During Tuesday night’s strategic initiatives standing committee meeting, councillors received correspondence signed by six Collingwood optometrists asking for help in lobbying the provincial government to address the chronic under-funding of eye care province-wide.

“Although it is the province that needs to fix the issue, the under-funding of eye care affects municipalities too,” reads the letter, which is signed by Dr. E. Jayne Cation, Dr. Eric Raymond, Dr. Sarah Hanmer and Dr. Wissam Toutounji of Collingwood Optometry as well as Dr. Andrew Comly of Comly Eye Care and Dr. William Tucker.
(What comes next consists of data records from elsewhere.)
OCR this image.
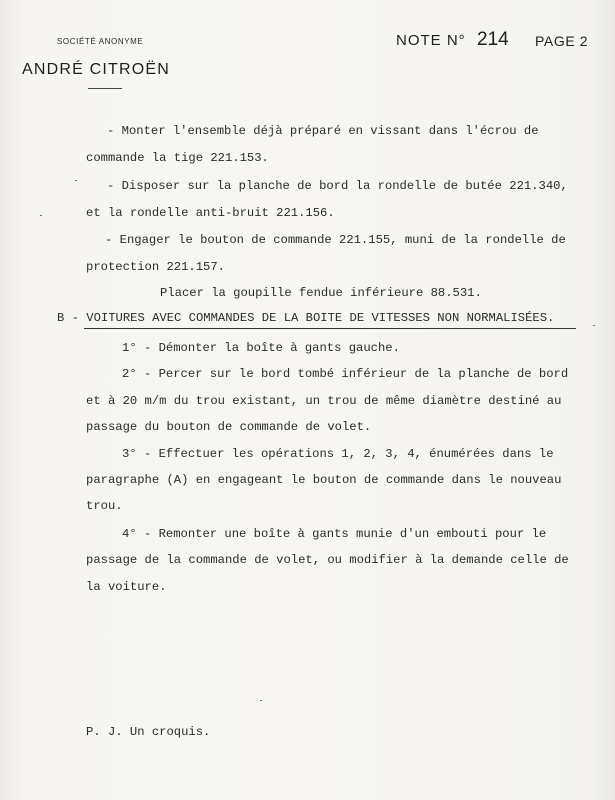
SOCIÉTÉ ANONYME
ANDRÉ CITROËN
NOTE N° 214 PAGE 2
- Monter l'ensemble déjà préparé en vissant dans l'écrou de
commande la tige 221.153.
- Disposer sur la planche de bord la rondelle de butée 221.340,
et la rondelle anti-bruit 221.156.
- Engager le bouton de commande 221.155, muni de la rondelle de
protection 221.157.
Placer la goupille fendue inférieure 88.531.
B - VOITURES AVEC COMMANDES DE LA BOITE DE VITESSES NON NORMALISÉES.
1° - Démonter la boîte à gants gauche.
2° - Percer sur le bord tombé inférieur de la planche de bord
et à 20 m/m du trou existant, un trou de même diamètre destiné au
passage du bouton de commande de volet.
3° - Effectuer les opérations 1, 2, 3, 4, énumérées dans le
paragraphe (A) en engageant le bouton de commande dans le nouveau
trou.
4° - Remonter une boîte à gants munie d'un embouti pour le
passage de la commande de volet, ou modifier à la demande celle de
la voiture.
P. J. Un croquis.
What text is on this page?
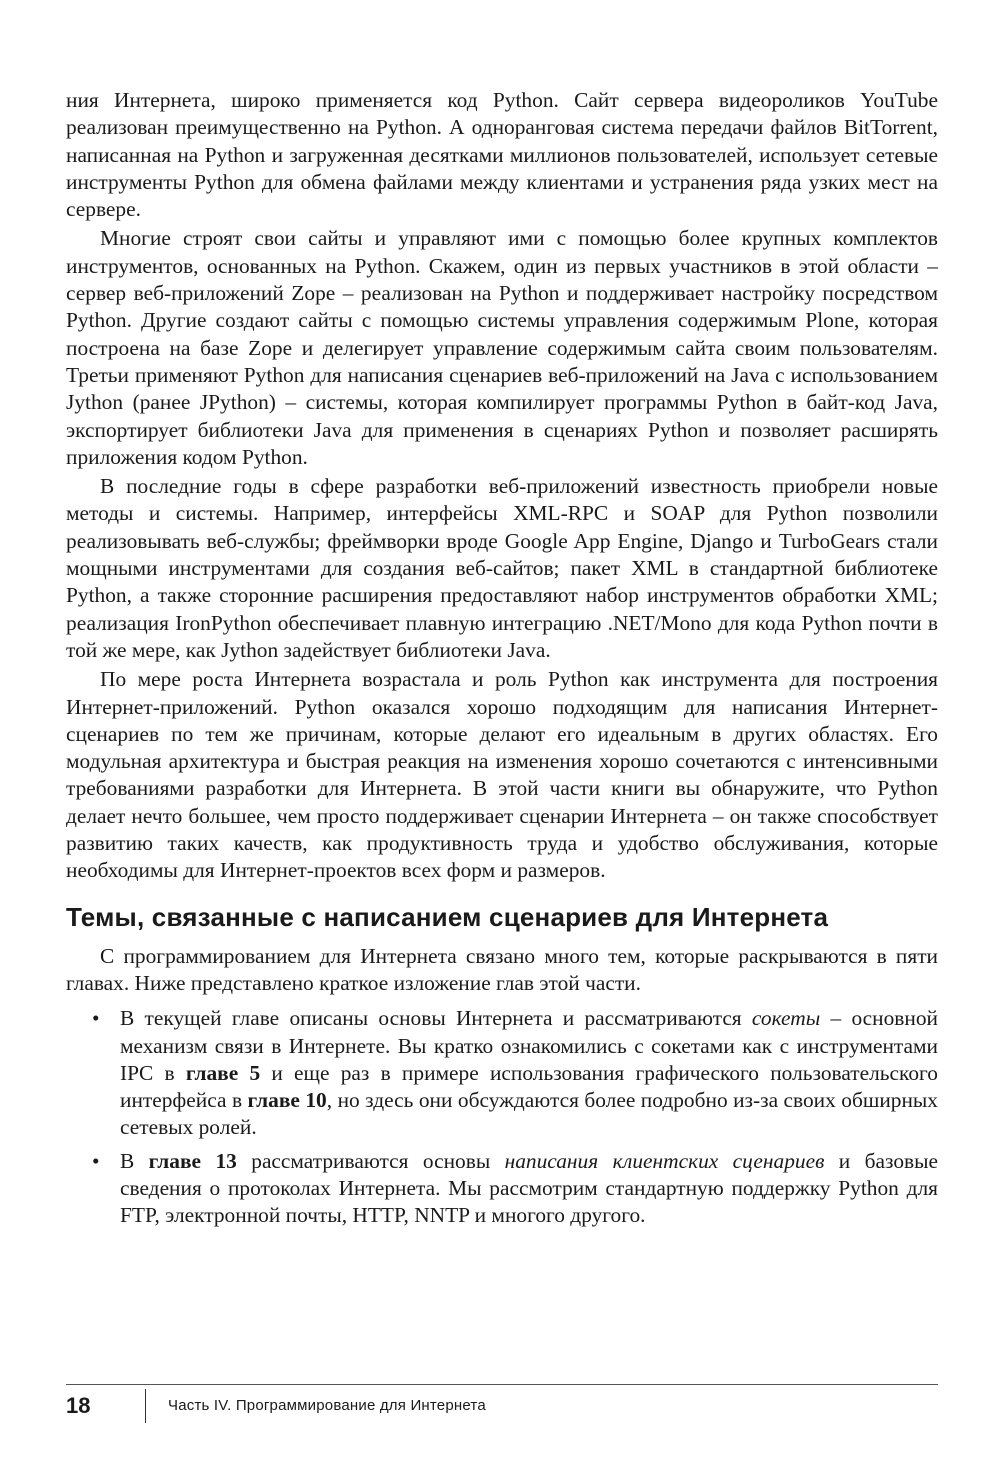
ния Интернета, широко применяется код Python. Сайт сервера видеороликов YouTube реализован преимущественно на Python. А одноранговая система передачи файлов BitTorrent, написанная на Python и загруженная десятками миллионов пользователей, использует сетевые инструменты Python для обмена файлами между клиентами и устранения ряда узких мест на сервере.

Многие строят свои сайты и управляют ими с помощью более крупных комплектов инструментов, основанных на Python. Скажем, один из первых участников в этой области – сервер веб-приложений Zope – реализован на Python и поддерживает настройку посредством Python. Другие создают сайты с помощью системы управления содержимым Plone, которая построена на базе Zope и делегирует управление содержимым сайта своим пользователям. Третьи применяют Python для написания сценариев веб-приложений на Java с использованием Jython (ранее JPython) – системы, которая компилирует программы Python в байт-код Java, экспортирует библиотеки Java для применения в сценариях Python и позволяет расширять приложения кодом Python.

В последние годы в сфере разработки веб-приложений известность приобрели новые методы и системы. Например, интерфейсы XML-RPC и SOAP для Python позволили реализовывать веб-службы; фреймворки вроде Google App Engine, Django и TurboGears стали мощными инструментами для создания веб-сайтов; пакет XML в стандартной библиотеке Python, а также сторонние расширения предоставляют набор инструментов обработки XML; реализация IronPython обеспечивает плавную интеграцию .NET/Mono для кода Python почти в той же мере, как Jython задействует библиотеки Java.

По мере роста Интернета возрастала и роль Python как инструмента для построения Интернет-приложений. Python оказался хорошо подходящим для написания Интернет-сценариев по тем же причинам, которые делают его идеальным в других областях. Его модульная архитектура и быстрая реакция на изменения хорошо сочетаются с интенсивными требованиями разработки для Интернета. В этой части книги вы обнаружите, что Python делает нечто большее, чем просто поддерживает сценарии Интернета – он также способствует развитию таких качеств, как продуктивность труда и удобство обслуживания, которые необходимы для Интернет-проектов всех форм и размеров.

Темы, связанные с написанием сценариев для Интернета

С программированием для Интернета связано много тем, которые раскрываются в пяти главах. Ниже представлено краткое изложение глав этой части.

• В текущей главе описаны основы Интернета и рассматриваются сокеты – основной механизм связи в Интернете. Вы кратко ознакомились с сокетами как с инструментами IPC в главе 5 и еще раз в примере использования графического пользовательского интерфейса в главе 10, но здесь они обсуждаются более подробно из-за своих обширных сетевых ролей.
• В главе 13 рассматриваются основы написания клиентских сценариев и базовые сведения о протоколах Интернета. Мы рассмотрим стандартную поддержку Python для FTP, электронной почты, HTTP, NNTP и многого другого.
18	Часть IV. Программирование для Интернета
“I'm concerned about what this will mean for my patients and my community,” wrote the local optometrists. “Due to this lack of funding, optometrists are also limited in their ability to invest in their practices and access to eye care in rural areas is especially threatened. This is not acceptable.”

OHIP covers eye care for children under 19, seniors and those will certain conditions.

However, the amount of coverage OHIP provides to optometrists has only increased by about 14 per cent over the past 32 years, which the Ontario Association of Optometrists has said is not sustainable.

“This issue has been long-standing. It’s not the result of any one government, but there’s been inattention for a long period of time,” said Mayor Brian Saunderson during the meeting.

As of Sept. 1, ongoing talks between the Ontario Association Of Optometrists and the provincial government were stalled. As a result, member practices across Ontario withdrew from providing OHIP-covered services as part of province-wide job action.

Saunderson said he had been in talks with Dr. Cation to understand the situation more fulsomely.

“These rates... have not been increased in many years. The level of sophistication of equipment and the fees involved are at a point where it doesn’t even cover their operating costs,” said Saunderson.

Saunderson put forward a motion asking council to send a letter to the Association of Municipalities of Ontario (AMO) to get involved in lobbying the provincial government for movement on the issue.

The committee recommended passing the motion. The motion will have to be ratified at the next meeting of council on Sept. 20.